Even the attempt at creepy vibes over Howard sharing ominous tales before and during his experimentations on Wallace have no meat on their bones. Every reenacted memory depicted makes you cringe in a disjointed haze, as the squeamish mutilation scenes Tusk keeps cutting back to beg to be grotesque, but are somehow in the most vanilla fashion possible. So what you’re left with is a film that is neither the slightest bit morbidly funny or terrifying, and thus fails astronomically, even as a satire of sorts. By the time detective Guy Lapointe (Johnny Depp) shows up to rear his ugly prosthetic covered mug, to ramble on about why Howard is off his rocker, your mind is ready to check out. To a degree you’ll be reaching for a vomit bag at the rundown of his moniker, “The First Wife” killer, for the clichéd textbook no-nos attached to it.

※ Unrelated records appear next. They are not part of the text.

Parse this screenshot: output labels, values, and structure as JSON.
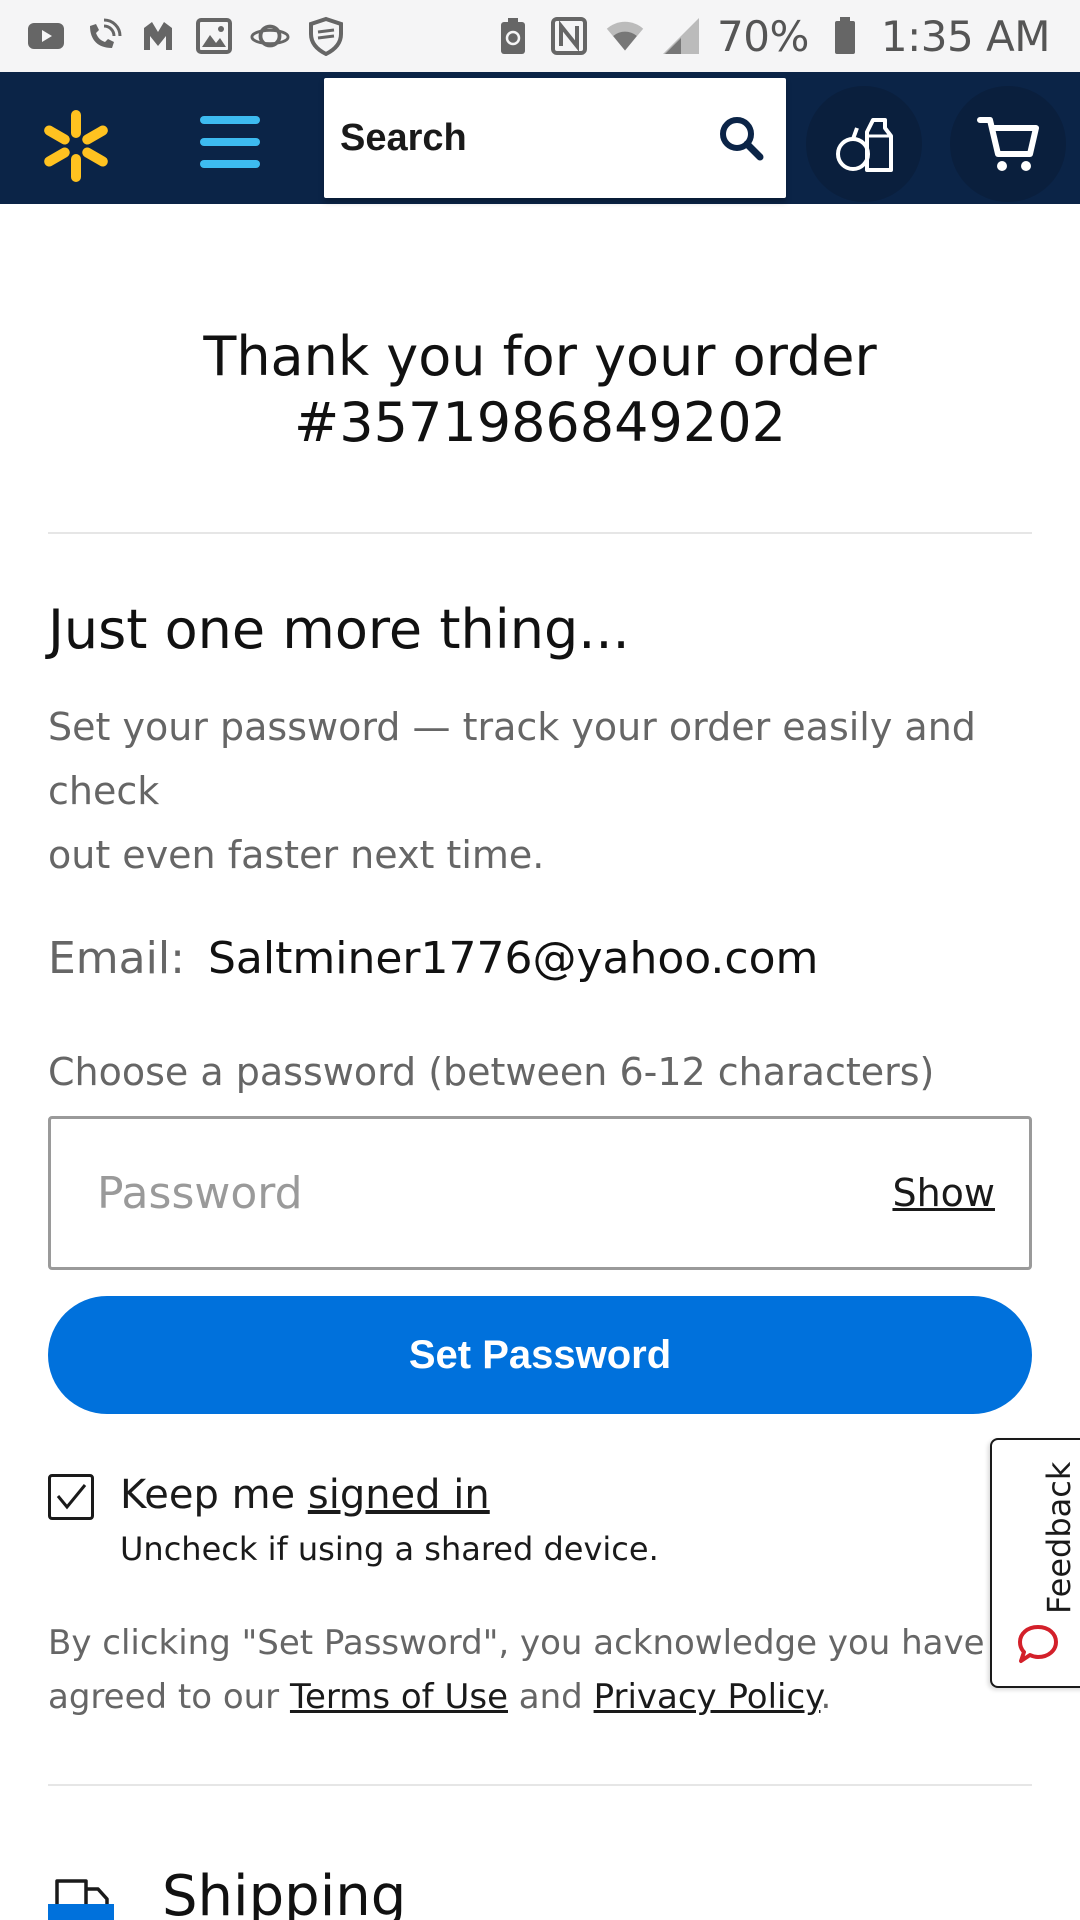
{
  "status_bar": {
    "battery_percent": "70%",
    "time": "1:35 AM",
    "left_icons": [
      "youtube-icon",
      "wifi-calling-icon",
      "malwarebytes-icon",
      "gallery-icon",
      "saturn-icon",
      "shield-icon"
    ],
    "right_icons": [
      "battery-saver-icon",
      "nfc-icon",
      "wifi-icon",
      "signal-icon",
      "battery-icon"
    ]
  },
  "header": {
    "search_label": "Search",
    "icons": [
      "walmart-spark-icon",
      "menu-icon",
      "search-icon",
      "reorder-icon",
      "cart-icon"
    ],
    "brand_color": "#0b2447",
    "accent_color": "#ffc220"
  },
  "confirmation": {
    "title_line1": "Thank you for your order",
    "title_line2": "#3571986849202"
  },
  "account": {
    "heading": "Just one more thing...",
    "description_line1": "Set your password — track your order easily and check",
    "description_line2": "out even faster next time.",
    "email_label": "Email:",
    "email_value": "Saltminer1776@yahoo.com",
    "password_label": "Choose a password (between 6-12 characters)",
    "password_placeholder": "Password",
    "show_label": "Show",
    "set_password_label": "Set Password",
    "button_color": "#0071dc",
    "keep_signed_in_prefix": "Keep me ",
    "keep_signed_in_link": "signed in",
    "keep_signed_in_checked": true,
    "keep_signed_in_note": "Uncheck if using a shared device.",
    "legal_line1": "By clicking \"Set Password\", you acknowledge you have read ar",
    "legal_line2_prefix": "agreed to our ",
    "terms_link": "Terms of Use",
    "legal_and": " and ",
    "privacy_link": "Privacy Policy",
    "legal_period": "."
  },
  "shipping": {
    "title": "Shipping"
  },
  "feedback": {
    "label": "Feedback"
  }
}
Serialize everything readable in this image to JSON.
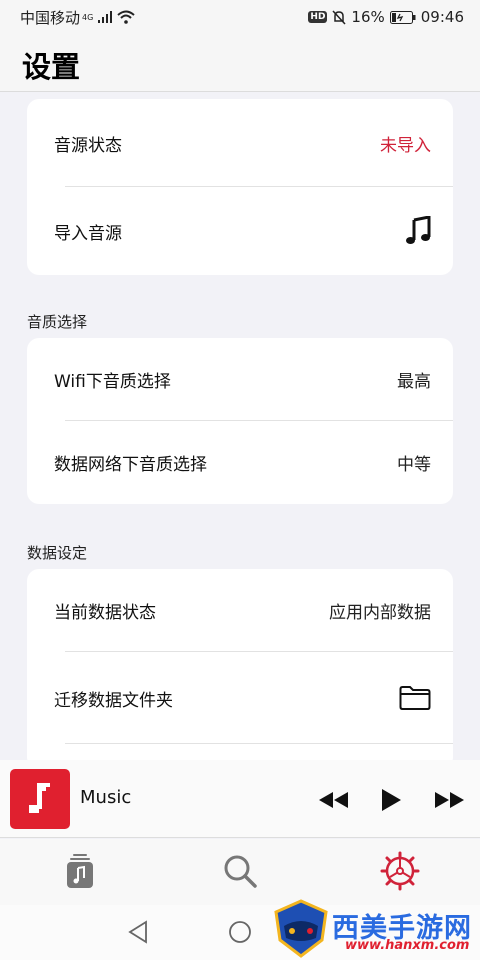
{
  "status_bar": {
    "carrier": "中国移动",
    "network": "4G",
    "battery": "16%",
    "time": "09:46",
    "hd": "HD"
  },
  "header": {
    "title": "设置"
  },
  "card_source": {
    "rows": [
      {
        "label": "音源状态",
        "value": "未导入"
      },
      {
        "label": "导入音源",
        "icon": "music-note-icon"
      }
    ]
  },
  "section_quality": {
    "label": "音质选择",
    "rows": [
      {
        "label": "Wifi下音质选择",
        "value": "最高"
      },
      {
        "label": "数据网络下音质选择",
        "value": "中等"
      }
    ]
  },
  "section_data": {
    "label": "数据设定",
    "rows": [
      {
        "label": "当前数据状态",
        "value": "应用内部数据"
      },
      {
        "label": "迁移数据文件夹",
        "icon": "folder-icon"
      }
    ]
  },
  "player": {
    "track_title": "Music"
  },
  "tabs": [
    {
      "name": "library",
      "icon": "library-icon",
      "active": false
    },
    {
      "name": "search",
      "icon": "search-icon",
      "active": false
    },
    {
      "name": "settings",
      "icon": "settings-icon",
      "active": true
    }
  ],
  "watermark": {
    "text": "西美手游网",
    "url": "www.hanxm.com"
  },
  "colors": {
    "accent": "#d0233a",
    "background": "#f2f2f7",
    "card": "#ffffff"
  }
}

In the end, there’s far too many moments that might as well have Smith dawning his Silent Bob persona, appearing from the bottom of the screen, and holding up a banner that exclaims, “Meta joke!” To top it all off there’s an idiotic twist of M. Night Shyamalan proportions that everyone will see coming from a mile away—and that’s not even including the blood boiling climax you’ll have to endure. The biggest laugh Tusk provides, aside from the tagline, “I don’t want to die in Canada,” or Long being reduced to moans and snarls for the last half, is Tarantino himself sternly turned down an invite to be in this film. Since this is the third time that iconic director has been linked, take that as a sign to stick with his work instead. But hey, at least this toxic bomb made enough cash back to fund the long-awaited Clerks 3. Success?